Dr. Robert Harrington, director of the Hampden District Mental Health Clinic in Springfield, Mass., has observed many disturbed, white, affluent and intelligent young women. Speaking of those who turn to violence, he says: "Their inner life is one of impoverishment, and everything becomes external to them. They never look inside themselves. Some try to solve problems, some act violently, but they never contemplate their own responsibility. They just play out their impulses on society all over the place." Continues Harrington: "I think it becomes a kind of fusion of sexuality and violence when these kids find someone of a different group like Manson, or the S.L.A. led by a black--someone from a 'foreign' group that represents something alien to their own family, some kind of cultish, crazy, occult figure. And then you start getting the things like Patty Hearst holding a neat big rifle, or the Fromme girl with her .45."

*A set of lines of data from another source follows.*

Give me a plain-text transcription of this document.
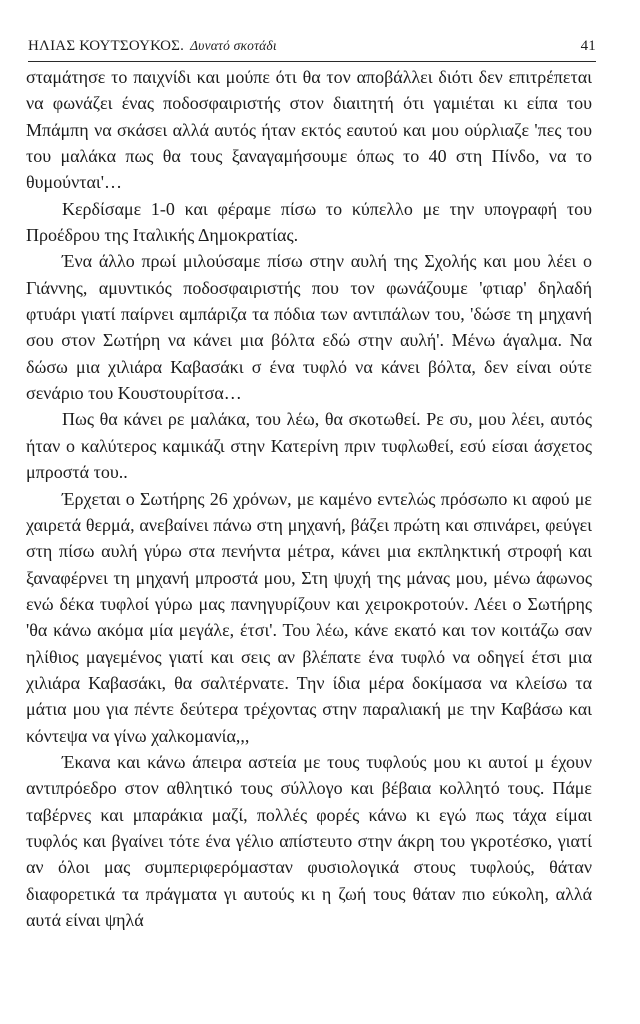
ΗΛΙΑΣ ΚΟΥΤΣΟΥΚΟΣ. Δυνατό σκοτάδι	41

σταμάτησε το παιχνίδι και μούπε ότι θα τον αποβάλλει διότι δεν επιτρέπεται να φωνάζει ένας ποδοσφαιριστής στον διαιτητή ότι γαμιέται κι είπα του Μπάμπη να σκάσει αλλά αυτός ήταν εκτός εαυτού και μου ούρλιαζε 'πες του του μαλάκα πως θα τους ξαναγαμήσουμε όπως το 40 στη Πίνδο, να το θυμούνται'…

Κερδίσαμε 1-0 και φέραμε πίσω το κύπελλο με την υπογραφή του Προέδρου της Ιταλικής Δημοκρατίας.

Ένα άλλο πρωί μιλούσαμε πίσω στην αυλή της Σχολής και μου λέει ο Γιάννης, αμυντικός ποδοσφαιριστής που τον φωνάζουμε 'φτιαρ' δηλαδή φτυάρι γιατί παίρνει αμπάριζα τα πόδια των αντιπάλων του, 'δώσε τη μηχανή σου στον Σωτήρη να κάνει μια βόλτα εδώ στην αυλή'. Μένω άγαλμα. Να δώσω μια χιλιάρα Καβασάκι σ ένα τυφλό να κάνει βόλτα, δεν είναι ούτε σενάριο του Κουστουρίτσα…

Πως θα κάνει ρε μαλάκα, του λέω, θα σκοτωθεί. Ρε συ, μου λέει, αυτός ήταν ο καλύτερος καμικάζι στην Κατερίνη πριν τυφλωθεί, εσύ είσαι άσχετος μπροστά του..

Έρχεται ο Σωτήρης 26 χρόνων, με καμένο εντελώς πρόσωπο κι αφού με χαιρετά θερμά, ανεβαίνει πάνω στη μηχανή, βάζει πρώτη και σπινάρει, φεύγει στη πίσω αυλή γύρω στα πενήντα μέτρα, κάνει μια εκπληκτική στροφή και ξαναφέρνει τη μηχανή μπροστά μου, Στη ψυχή της μάνας μου, μένω άφωνος ενώ δέκα τυφλοί γύρω μας πανηγυρίζουν και χειροκροτούν. Λέει ο Σωτήρης 'θα κάνω ακόμα μία μεγάλε, έτσι'. Του λέω, κάνε εκατό και τον κοιτάζω σαν ηλίθιος μαγεμένος γιατί και σεις αν βλέπατε ένα τυφλό να οδηγεί έτσι μια χιλιάρα Καβασάκι, θα σαλτέρνατε. Την ίδια μέρα δοκίμασα να κλείσω τα μάτια μου για πέντε δεύτερα τρέχοντας στην παραλιακή με την Καβάσω και κόντεψα να γίνω χαλκομανία,,,

Έκανα και κάνω άπειρα αστεία με τους τυφλούς μου κι αυτοί μ έχουν αντιπρόεδρο στον αθλητικό τους σύλλογο και βέβαια κολλητό τους. Πάμε ταβέρνες και μπαράκια μαζί, πολλές φορές κάνω κι εγώ πως τάχα είμαι τυφλός και βγαίνει τότε ένα γέλιο απίστευτο στην άκρη του γκροτέσκο, γιατί αν όλοι μας συμπεριφερόμασταν φυσιολογικά στους τυφλούς, θάταν διαφορετικά τα πράγματα γι αυτούς κι η ζωή τους θάταν πιο εύκολη, αλλά αυτά είναι ψηλά
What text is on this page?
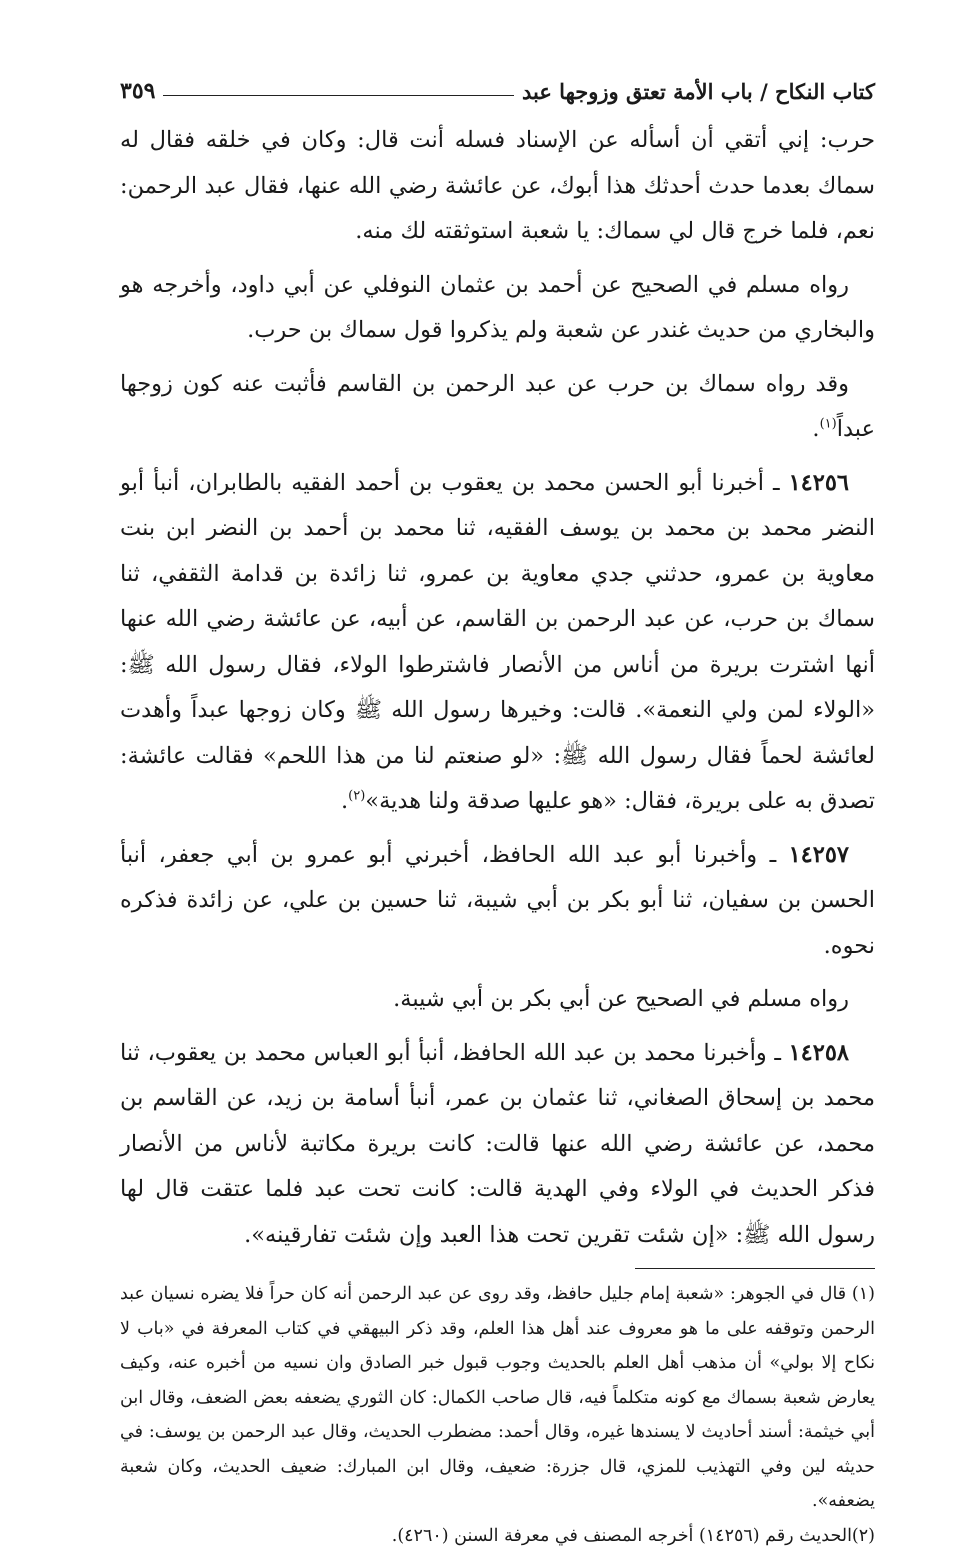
كتاب النكاح / باب الأمة تعتق وزوجها عبد
٣٥٩

حرب: إني أتقي أن أسأله عن الإسناد فسله أنت قال: وكان في خلقه فقال له سماك بعدما حدث أحدثك هذا أبوك، عن عائشة رضي الله عنها، فقال عبد الرحمن: نعم، فلما خرج قال لي سماك: يا شعبة استوثقته لك منه.

رواه مسلم في الصحيح عن أحمد بن عثمان النوفلي عن أبي داود، وأخرجه هو والبخاري من حديث غندر عن شعبة ولم يذكروا قول سماك بن حرب.

وقد رواه سماك بن حرب عن عبد الرحمن بن القاسم فأثبت عنه كون زوجها عبداً$^{(١)}$.

١٤٢٥٦ ـ أخبرنا أبو الحسن محمد بن يعقوب بن أحمد الفقيه بالطابران، أنبأ أبو النضر محمد بن محمد بن يوسف الفقيه، ثنا محمد بن أحمد بن النضر ابن بنت معاوية بن عمرو، حدثني جدي معاوية بن عمرو، ثنا زائدة بن قدامة الثقفي، ثنا سماك بن حرب، عن عبد الرحمن بن القاسم، عن أبيه، عن عائشة رضي الله عنها أنها اشترت بريرة من أناس من الأنصار فاشترطوا الولاء، فقال رسول الله ﷺ: «الولاء لمن ولي النعمة». قالت: وخيرها رسول الله ﷺ وكان زوجها عبداً وأهدت لعائشة لحماً فقال رسول الله ﷺ: «لو صنعتم لنا من هذا اللحم» فقالت عائشة: تصدق به على بريرة، فقال: «هو عليها صدقة ولنا هدية»$^{(٢)}$.

١٤٢٥٧ ـ وأخبرنا أبو عبد الله الحافظ، أخبرني أبو عمرو بن أبي جعفر، أنبأ الحسن بن سفيان، ثنا أبو بكر بن أبي شيبة، ثنا حسين بن علي، عن زائدة فذكره نحوه.

رواه مسلم في الصحيح عن أبي بكر بن أبي شيبة.

١٤٢٥٨ ـ وأخبرنا محمد بن عبد الله الحافظ، أنبأ أبو العباس محمد بن يعقوب، ثنا محمد بن إسحاق الصغاني، ثنا عثمان بن عمر، أنبأ أسامة بن زيد، عن القاسم بن محمد، عن عائشة رضي الله عنها قالت: كانت بريرة مكاتبة لأناس من الأنصار فذكر الحديث في الولاء وفي الهدية قالت: كانت تحت عبد فلما عتقت قال لها رسول الله ﷺ: «إن شئت تقرين تحت هذا العبد وإن شئت تفارقينه».

(١) قال في الجوهر: «شعبة إمام جليل حافظ، وقد روى عن عبد الرحمن أنه كان حراً فلا يضره نسيان عبد الرحمن وتوقفه على ما هو معروف عند أهل هذا العلم، وقد ذكر البيهقي في كتاب المعرفة في «باب لا نكاح إلا بولي» أن مذهب أهل العلم بالحديث وجوب قبول خبر الصادق وان نسيه من أخبره عنه، وكيف يعارض شعبة بسماك مع كونه متكلماً فيه، قال صاحب الكمال: كان الثوري يضعفه بعض الضعف، وقال ابن أبي خيثمة: أسند أحاديث لا يسندها غيره، وقال أحمد: مضطرب الحديث، وقال عبد الرحمن بن يوسف: في حديثه لين وفي التهذيب للمزي، قال جزرة: ضعيف، وقال ابن المبارك: ضعيف الحديث، وكان شعبة يضعفه».

(٢)الحديث رقم (١٤٢٥٦) أخرجه المصنف في معرفة السنن (٤٢٦٠).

So much for psychiatric diagnoses. They undoubtedly capture parts of Patty Hearst, without being able to explain her in full. Yet her mental and emotional state may yet become an issue in the complex legal maneuvers ahead. The one state and two federal cases against Patty Hearst, each with multiple counts, may drag on for years. She faces charges of: five counts of assault with an intent to commit murder; four counts of robbery; five counts of assault with a deadly weapon; three counts of felony auto theft; and two counts of kidnaping. Conceivably, Patty could be locked up for life. In addition, a civil suit for damages could be brought against her in either the state or federal courts by the two people who were wounded in the San Francisco bank robbery. Though she did not fire the shots, she was part of the group that did, and that makes her equally liable in the eyes of the law.

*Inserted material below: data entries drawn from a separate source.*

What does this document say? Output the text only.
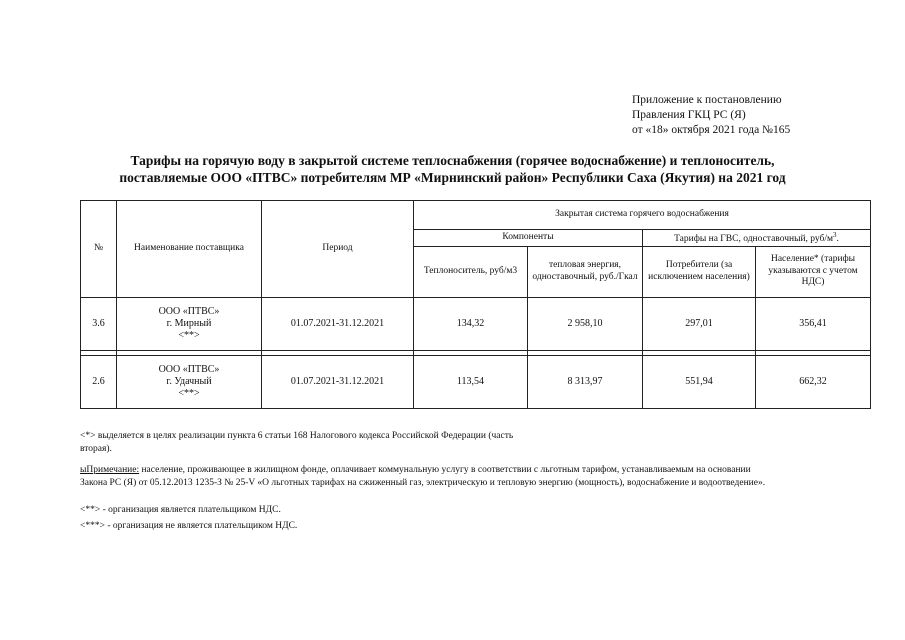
Приложение к постановлению
Правления ГКЦ РС (Я)
от «18» октября 2021 года №165
Тарифы на горячую воду в закрытой системе теплоснабжения (горячее водоснабжение) и теплоноситель,
поставляемые ООО «ПТВС» потребителям МР «Мирнинский район» Республики Саха (Якутия) на 2021 год
№	Наименование поставщика	Период	Закрытая система горячего водоснабжения			
			Компоненты		Тарифы на ГВС, одноставочный, руб/$м^3$.	
			Теплоноситель, руб/м3	тепловая энергия, одноставочный, руб./Гкал	Потребители (за исключением населения)	Население* (тарифы указываются с учетом НДС)
3.6	ООО «ПТВС»
г. Мирный
<**>	01.07.2021-31.12.2021	134,32	2 958,10	297,01	356,41

2.6	ООО «ПТВС»
г. Удачный
<**>	01.07.2021-31.12.2021	113,54	8 313,97	551,94	662,32
<*> выделяется в целях реализации пункта 6 статьи 168 Налогового кодекса Российской Федерации (часть
вторая).
ыПримечание: население, проживающее в жилищном фонде, оплачивает коммунальную услугу в соответствии с льготным тарифом, устанавливаемым на основании
Закона РС (Я) от 05.12.2013 1235-З № 25-V «О льготных тарифах на сжиженный газ, электрическую и тепловую энергию (мощность), водоснабжение и водоотведение».
<**> - организация является плательщиком НДС.
<***> - организация не является плательщиком НДС.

During her preliminary court appearance, Patty Hearst's lawyer said that she plans to plead not guilty on all counts. The rough outlines of the defense that her lawyers may use seemed to be suggested by her parents in their comments last week. They pictured their troubled daughter as a girl who had somehow been influenced or directed by S.L.A. members to commit crimes. "She was only 19 when she was forced to look down the barrel of a gun," said Mrs. Hearst. Her husband added, "I don't think very much is going to happen to her because she was a kidnap victim. Of course, there will be a hassle, and I can see a lot of bumpy roads ahead, but I don't think that is anything."

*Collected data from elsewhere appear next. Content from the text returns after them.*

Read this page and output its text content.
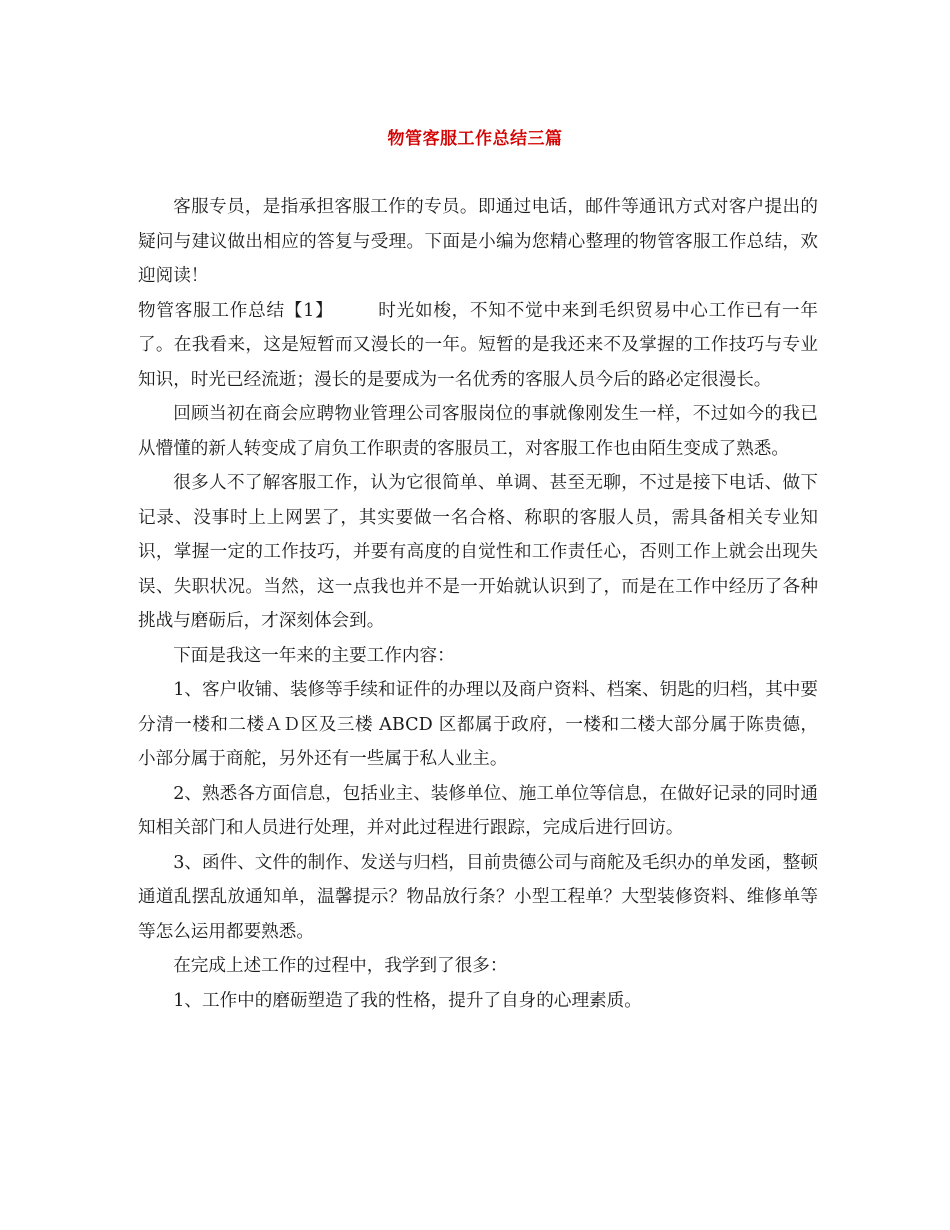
物管客服工作总结三篇

客服专员，是指承担客服工作的专员。即通过电话，邮件等通讯方式对客户提出的疑问与建议做出相应的答复与受理。下面是小编为您精心整理的物管客服工作总结，欢迎阅读！

物管客服工作总结【1】	时光如梭，不知不觉中来到毛织贸易中心工作已有一年了。在我看来，这是短暂而又漫长的一年。短暂的是我还来不及掌握的工作技巧与专业知识，时光已经流逝；漫长的是要成为一名优秀的客服人员今后的路必定很漫长。

回顾当初在商会应聘物业管理公司客服岗位的事就像刚发生一样，不过如今的我已从懵懂的新人转变成了肩负工作职责的客服员工，对客服工作也由陌生变成了熟悉。

很多人不了解客服工作，认为它很简单、单调、甚至无聊，不过是接下电话、做下记录、没事时上上网罢了，其实要做一名合格、称职的客服人员，需具备相关专业知识，掌握一定的工作技巧，并要有高度的自觉性和工作责任心，否则工作上就会出现失误、失职状况。当然，这一点我也并不是一开始就认识到了，而是在工作中经历了各种挑战与磨砺后，才深刻体会到。

下面是我这一年来的主要工作内容：

1、客户收铺、装修等手续和证件的办理以及商户资料、档案、钥匙的归档，其中要分清一楼和二楼ＡＤ区及三楼 ABCD 区都属于政府，一楼和二楼大部分属于陈贵德，小部分属于商舵，另外还有一些属于私人业主。

2、熟悉各方面信息，包括业主、装修单位、施工单位等信息，在做好记录的同时通知相关部门和人员进行处理，并对此过程进行跟踪，完成后进行回访。

3、函件、文件的制作、发送与归档，目前贵德公司与商舵及毛织办的单发函，整顿通道乱摆乱放通知单，温馨提示？物品放行条？小型工程单？大型装修资料、维修单等等怎么运用都要熟悉。

在完成上述工作的过程中，我学到了很多：

1、工作中的磨砺塑造了我的性格，提升了自身的心理素质。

Following this approach, the high-powered Hearst lawyers may claim that Patty is innocent of any crime because she was acting under duress or even because she was suffering from temporary insanity. Indeed, while arguing that she should be granted bail, Attorney Hallinan last week pointed out: "This woman began as a kidnap victim." But Federal District Court Judge Oliver Carter revoked the $1.5 million bail that had previously been set, noting that he did not feel she was a good risk to be set free on bond. Said he: "In this case, we have a person who has announced to the world with others their revolution against the system ... and then punctuated it with gunfire." And there was always the danger, of course, that Patty Hearst would disappear again. Patty herself said, "Well, it might have looked like favoritism if I had gotten out." Carter set another hearing for this week to reconsider the question of granting bail.

If bail is eventually restored, Randolph Hearst has said, he would put up the $1.5 million. Once free on bond, Patty Hearst might not go to jail for years. Even if she was found guilty, the verdicts would undoubtedly be appealed for as long as possible. In the end, the great irony of Patty Hearst may be that the self-proclaimed revolutionary will depend for her freedom on a family fortune raised in a system that she vowed to overthrow.